Isso é muito duro, mas comum. Em macas duras, os idosos internados vão literalmente apodrecendo, abrindo feridas por ficarem imóveis tanto tempo. Eles nunca têm prioridade porque não são baleados. Eles têm diabetes, hipertensão, câncer. Morrem sem serem percebidos. Não deveriam estar ali, mas não têm onde serem acolhidos.

Embora haja muitos comprometidos, há também os médicos que vão se tornando alheios ao sofrimento até chegarem à negligência. Isso tem diminuído a confiança na classe?

Fala-se de inovação, mas talvez a verdadeira inovação seja voltar aos conceitos do passado da medicina familiar. O negócio da saúde se tornou um convite para pedir exames, fragmentar a assistência. Não tenho intenção de justificar a classe médica pelo sistema precário, minha intenção é defender a saúde. Caminhamos para uma ruptura da confiança da sociedade no médico, porque ele é a face da inoperância do Estado. Isso é preocupante. Eu cito histórias revoltantes de negligência médica, mas tenho colegas que tentam ainda fazer uma medicina de qualidade. É preciso separar e valorizar isso.

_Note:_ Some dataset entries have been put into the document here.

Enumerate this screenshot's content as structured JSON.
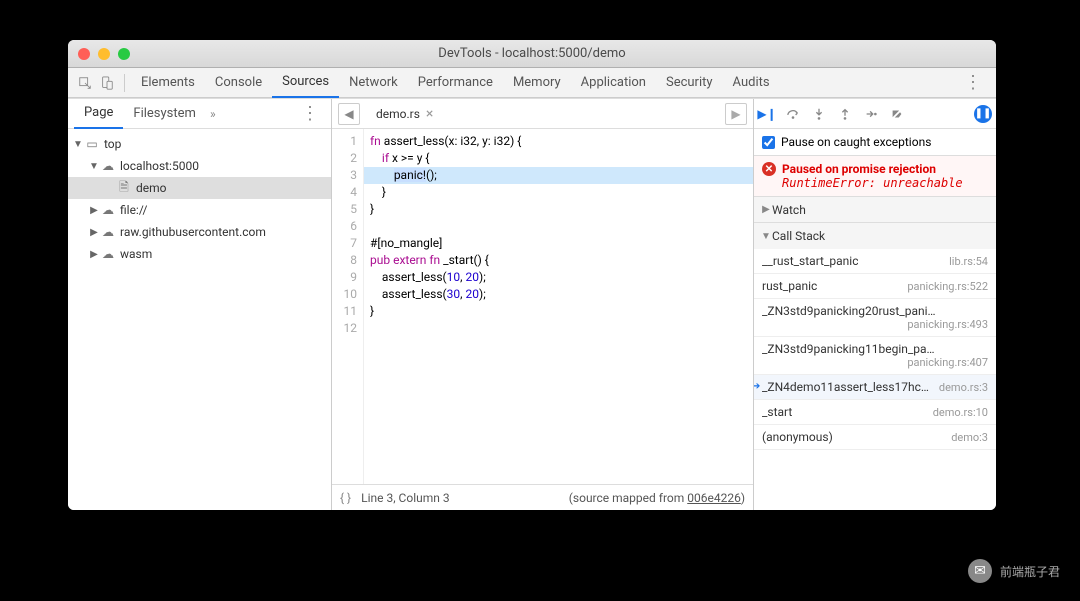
{
  "window": {
    "title": "DevTools - localhost:5000/demo"
  },
  "tabs": {
    "items": [
      "Elements",
      "Console",
      "Sources",
      "Network",
      "Performance",
      "Memory",
      "Application",
      "Security",
      "Audits"
    ],
    "active": 2
  },
  "left": {
    "tabs": [
      "Page",
      "Filesystem"
    ],
    "active": 0,
    "tree": [
      {
        "label": "top",
        "depth": 0,
        "expanded": true,
        "icon": "frame"
      },
      {
        "label": "localhost:5000",
        "depth": 1,
        "expanded": true,
        "icon": "cloud"
      },
      {
        "label": "demo",
        "depth": 2,
        "selected": true,
        "icon": "file"
      },
      {
        "label": "file://",
        "depth": 1,
        "expanded": false,
        "icon": "cloud"
      },
      {
        "label": "raw.githubusercontent.com",
        "depth": 1,
        "expanded": false,
        "icon": "cloud"
      },
      {
        "label": "wasm",
        "depth": 1,
        "expanded": false,
        "icon": "cloud"
      }
    ]
  },
  "editor": {
    "filename": "demo.rs",
    "lines": [
      "fn assert_less(x: i32, y: i32) {",
      "    if x >= y {",
      "        panic!();",
      "    }",
      "}",
      "",
      "#[no_mangle]",
      "pub extern fn _start() {",
      "    assert_less(10, 20);",
      "    assert_less(30, 20);",
      "}",
      ""
    ],
    "highlight_line": 3,
    "cursor": "Line 3, Column 3",
    "sourcemap_prefix": "(source mapped from ",
    "sourcemap_hash": "006e4226",
    "sourcemap_suffix": ")"
  },
  "right": {
    "pause_checkbox_label": "Pause on caught exceptions",
    "error_title": "Paused on promise rejection",
    "error_msg": "RuntimeError: unreachable",
    "panes": {
      "watch": "Watch",
      "callstack": "Call Stack"
    },
    "stack": [
      {
        "name": "__rust_start_panic",
        "loc": "lib.rs:54"
      },
      {
        "name": "rust_panic",
        "loc": "panicking.rs:522"
      },
      {
        "name": "_ZN3std9panicking20rust_pani…",
        "loc": "panicking.rs:493"
      },
      {
        "name": "_ZN3std9panicking11begin_pa…",
        "loc": "panicking.rs:407"
      },
      {
        "name": "_ZN4demo11assert_less17hc8…",
        "loc": "demo.rs:3",
        "current": true
      },
      {
        "name": "_start",
        "loc": "demo.rs:10"
      },
      {
        "name": "(anonymous)",
        "loc": "demo:3"
      }
    ]
  },
  "watermark": "前端瓶子君"
}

Um trecho do livro diz que “está tudo errado”. A começar pelo quê?

Nunca me propus a dar uma solução simples, mas dentre os maiores problemas está o subfinanciamento, isso é uma unanimidade. Além da má gestão e da corrupção endêmica, que permeia todos os setores, desde a compra de insumos à contratação.

A impressão do livro é que a situação da saúde só fez piorar. Foi isso?

Piorou muito. Há poucas ilhas de excelência que resistem. Eu, por exemplo, acompanhei o fim do Instituto de Tisiologia e Pneumologia, o primo pobre da UFRJ, que atendia casos complexos de tuberculose, e hoje estes pacientes estão órfãos de atendimento. O instituto salvava muitas vidas, mas fechou porque a tuberculose é uma doença da pobreza.